Compartilhado de Diario do Centro do Mundo
Presidente Lula durante cerimônia que prorroga o prazo para aplicação de recursos do FGTS — Foto: Cristiano Mariz/Agência O Globo
O Risco Brasil atingiu 116 pontos, o menor nível registrado no terceiro mandato do presidente Luiz Inácio Lula da Silva (PT). O patamar indica que investidores passaram a exigir uma remuneração adicional menor para aplicar em títulos brasileiros. Com informações do Poder 360.
O indicador acompanha a diferença entre o retorno de títulos da dívida brasileira e o de papéis do Tesouro dos Estados Unidos, considerados referência de segurança no mercado internacional. Quanto menor essa distância, menor a percepção de risco sobre o país.
Em 116 pontos, o prêmio de risco equivale a 1,16 ponto percentual acima dos títulos norte-americanos de prazo comparável. O dado reúne a avaliação do mercado sobre fatores como situação fiscal, inflação, atividade econômica e cenário externo.
A queda do indicador pode facilitar o acesso de empresas e do poder público ao financiamento externo, pois reduz o custo adicional associado à emissão de dívida. O efeito, porém, depende também das taxas internacionais e das condições específicas de cada operação.
Indicador reflete a percepção de investidores sobre a economia brasileira
O Risco Brasil não mede diretamente o preço de produtos, o desemprego ou a renda da população.

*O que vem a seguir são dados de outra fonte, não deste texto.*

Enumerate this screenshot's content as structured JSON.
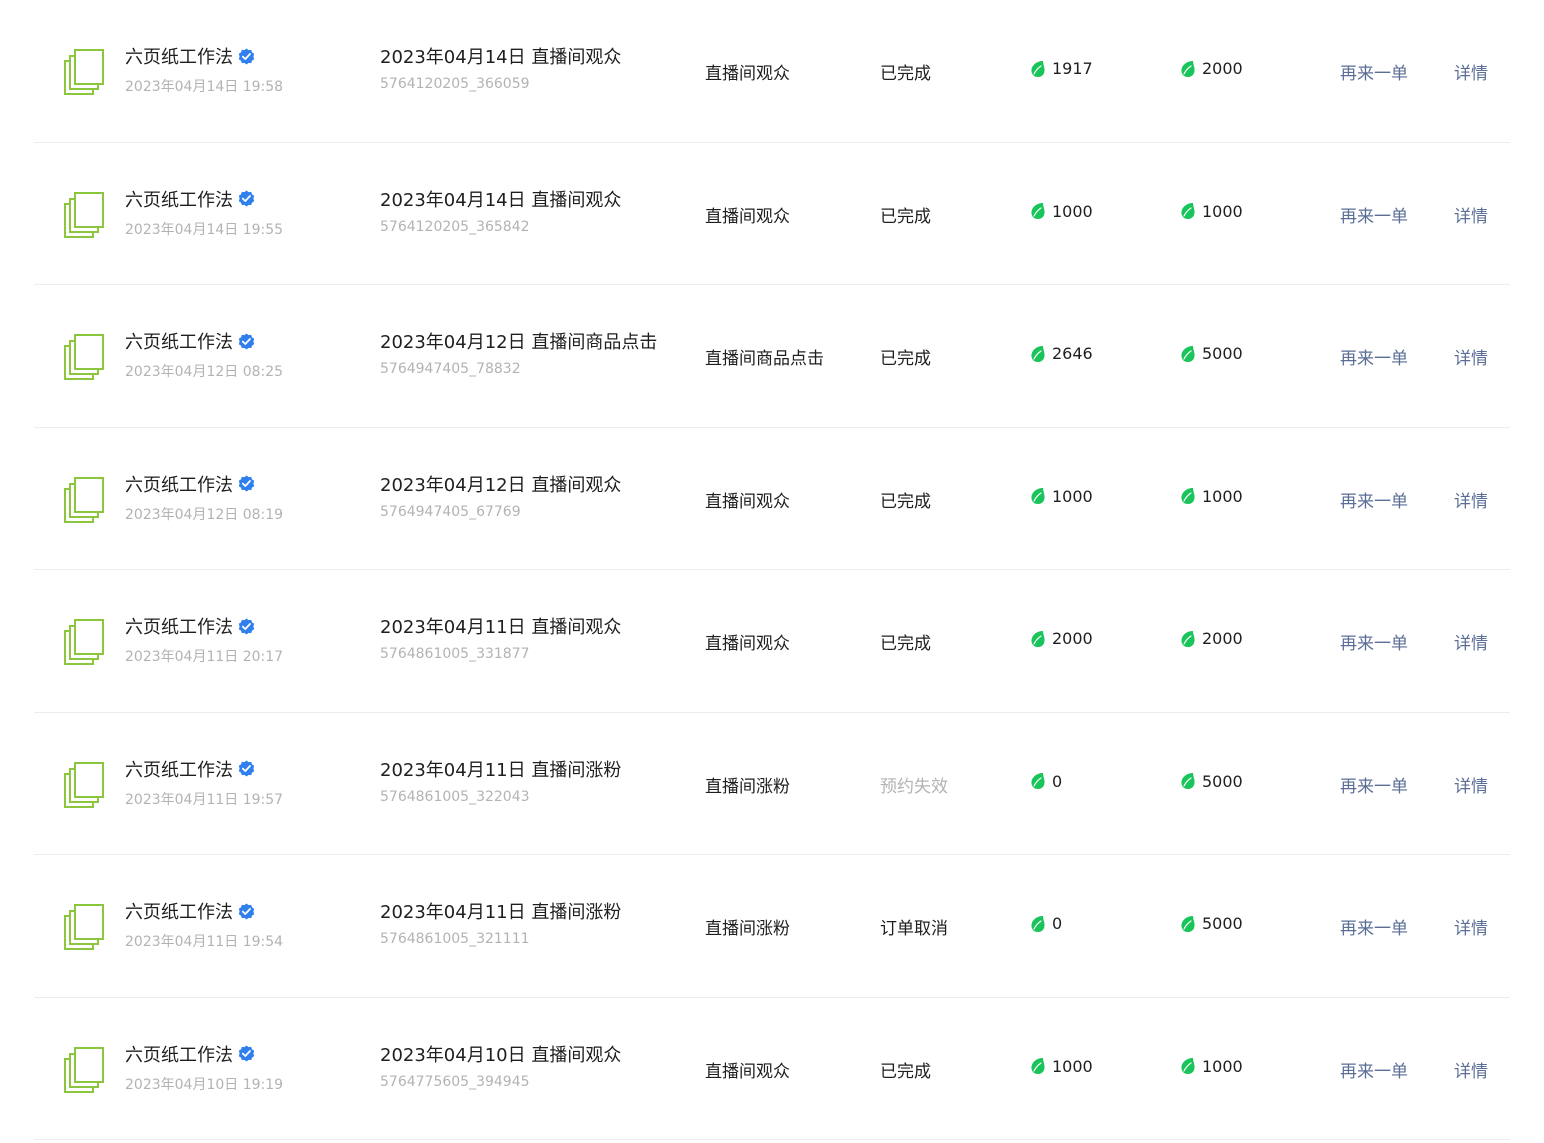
{
  "colors": {
    "accent_green": "#19c45a",
    "verified_blue": "#2f80ed",
    "link": "#5b6e96",
    "muted": "#b3b3b3",
    "thumb_green": "#8cc63f"
  },
  "icons": {
    "thumbnail": "stacked-pages-icon",
    "verified": "verified-badge-icon",
    "quantity": "green-drop-icon"
  },
  "actions": {
    "reorder": "再来一单",
    "detail": "详情"
  },
  "orders": [
    {
      "account": "六页纸工作法",
      "time": "2023年04月14日 19:58",
      "title": "2023年04月14日 直播间观众",
      "order_id": "5764120205_366059",
      "service": "直播间观众",
      "status": "已完成",
      "status_muted": false,
      "delivered": "1917",
      "total": "2000"
    },
    {
      "account": "六页纸工作法",
      "time": "2023年04月14日 19:55",
      "title": "2023年04月14日 直播间观众",
      "order_id": "5764120205_365842",
      "service": "直播间观众",
      "status": "已完成",
      "status_muted": false,
      "delivered": "1000",
      "total": "1000"
    },
    {
      "account": "六页纸工作法",
      "time": "2023年04月12日 08:25",
      "title": "2023年04月12日 直播间商品点击",
      "order_id": "5764947405_78832",
      "service": "直播间商品点击",
      "status": "已完成",
      "status_muted": false,
      "delivered": "2646",
      "total": "5000"
    },
    {
      "account": "六页纸工作法",
      "time": "2023年04月12日 08:19",
      "title": "2023年04月12日 直播间观众",
      "order_id": "5764947405_67769",
      "service": "直播间观众",
      "status": "已完成",
      "status_muted": false,
      "delivered": "1000",
      "total": "1000"
    },
    {
      "account": "六页纸工作法",
      "time": "2023年04月11日 20:17",
      "title": "2023年04月11日 直播间观众",
      "order_id": "5764861005_331877",
      "service": "直播间观众",
      "status": "已完成",
      "status_muted": false,
      "delivered": "2000",
      "total": "2000"
    },
    {
      "account": "六页纸工作法",
      "time": "2023年04月11日 19:57",
      "title": "2023年04月11日 直播间涨粉",
      "order_id": "5764861005_322043",
      "service": "直播间涨粉",
      "status": "预约失效",
      "status_muted": true,
      "delivered": "0",
      "total": "5000"
    },
    {
      "account": "六页纸工作法",
      "time": "2023年04月11日 19:54",
      "title": "2023年04月11日 直播间涨粉",
      "order_id": "5764861005_321111",
      "service": "直播间涨粉",
      "status": "订单取消",
      "status_muted": false,
      "delivered": "0",
      "total": "5000"
    },
    {
      "account": "六页纸工作法",
      "time": "2023年04月10日 19:19",
      "title": "2023年04月10日 直播间观众",
      "order_id": "5764775605_394945",
      "service": "直播间观众",
      "status": "已完成",
      "status_muted": false,
      "delivered": "1000",
      "total": "1000"
    }
  ]
}
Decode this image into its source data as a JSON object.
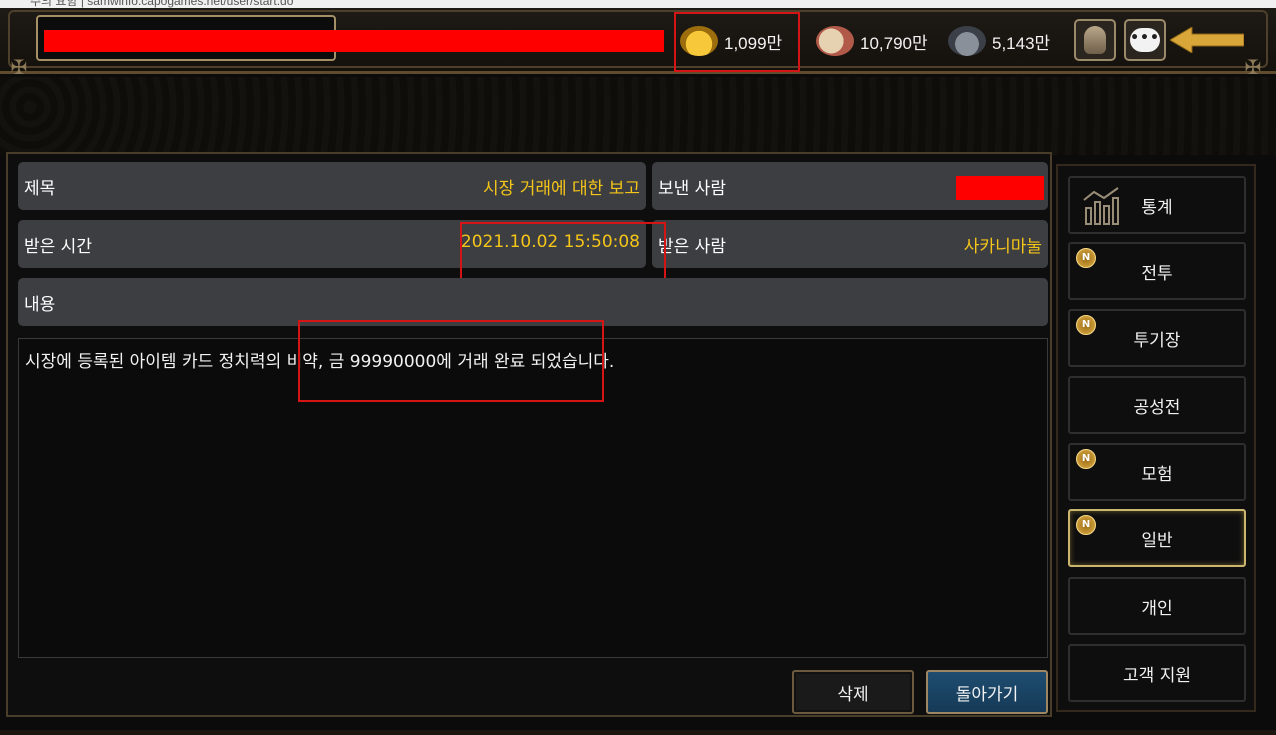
{
  "browser": {
    "url_text": "주의 요함  |  samwinfo.capogames.net/user/start.do"
  },
  "header": {
    "resources": [
      {
        "icon": "gold-ingot-icon",
        "value": "1,099만"
      },
      {
        "icon": "food-icon",
        "value": "10,790만"
      },
      {
        "icon": "ore-icon",
        "value": "5,143만"
      }
    ],
    "chat_glyph": "•••"
  },
  "mail": {
    "subject_label": "제목",
    "subject_value": "시장 거래에 대한 보고",
    "sender_label": "보낸 사람",
    "received_label": "받은 시간",
    "received_value": "2021.10.02 15:50:08",
    "recipient_label": "받은 사람",
    "recipient_value": "사카니마눌",
    "content_label": "내용",
    "body": "시장에 등록된 아이템 카드 정치력의 비약, 금 99990000에 거래 완료 되었습니다."
  },
  "buttons": {
    "delete": "삭제",
    "back": "돌아가기"
  },
  "side_menu": [
    {
      "label": "통계",
      "badge": "",
      "active": false
    },
    {
      "label": "전투",
      "badge": "N",
      "active": false
    },
    {
      "label": "투기장",
      "badge": "N",
      "active": false
    },
    {
      "label": "공성전",
      "badge": "",
      "active": false
    },
    {
      "label": "모험",
      "badge": "N",
      "active": false
    },
    {
      "label": "일반",
      "badge": "N",
      "active": true
    },
    {
      "label": "개인",
      "badge": "",
      "active": false
    },
    {
      "label": "고객 지원",
      "badge": "",
      "active": false
    }
  ],
  "colors": {
    "accent_gold": "#f5c518",
    "highlight_red": "#d51515",
    "redaction": "#ff0000"
  }
}
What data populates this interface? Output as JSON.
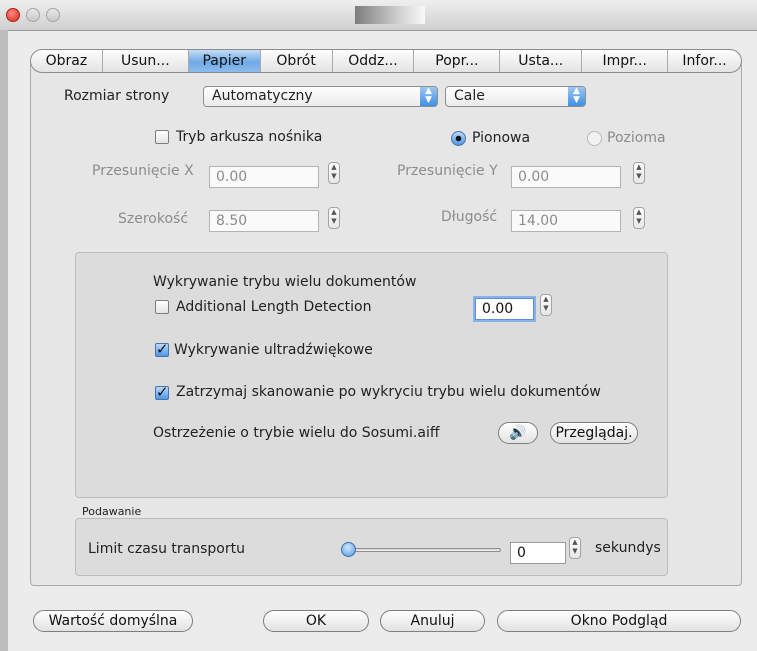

Ele funciona como um termômetro financeiro da confiança de agentes internacionais na capacidade do país de honrar seus compromissos.
Movimentos no indicador costumam reagir a decisões de política monetária nos Estados Unidos, oscilações cambiais, preços de commodities e notícias sobre as contas públicas brasileiras. Em momentos de incerteza, a diferença de retorno entre os papéis tende a aumentar.
A marca de 116 pontos estabelece um novo piso para o atual período de governo de Lula. O resultado sinaliza uma avaliação mais favorável do mercado de dívida em relação aos níveis observados anteriormente no mandato.
O comportamento do Risco Brasil seguirá ligado às expectativas para a inflação, os juros, o crescimento e as medidas fiscais. Dados econômicos e decisões de bancos centrais podem alterar rapidamente a precificação dos títulos brasileiros.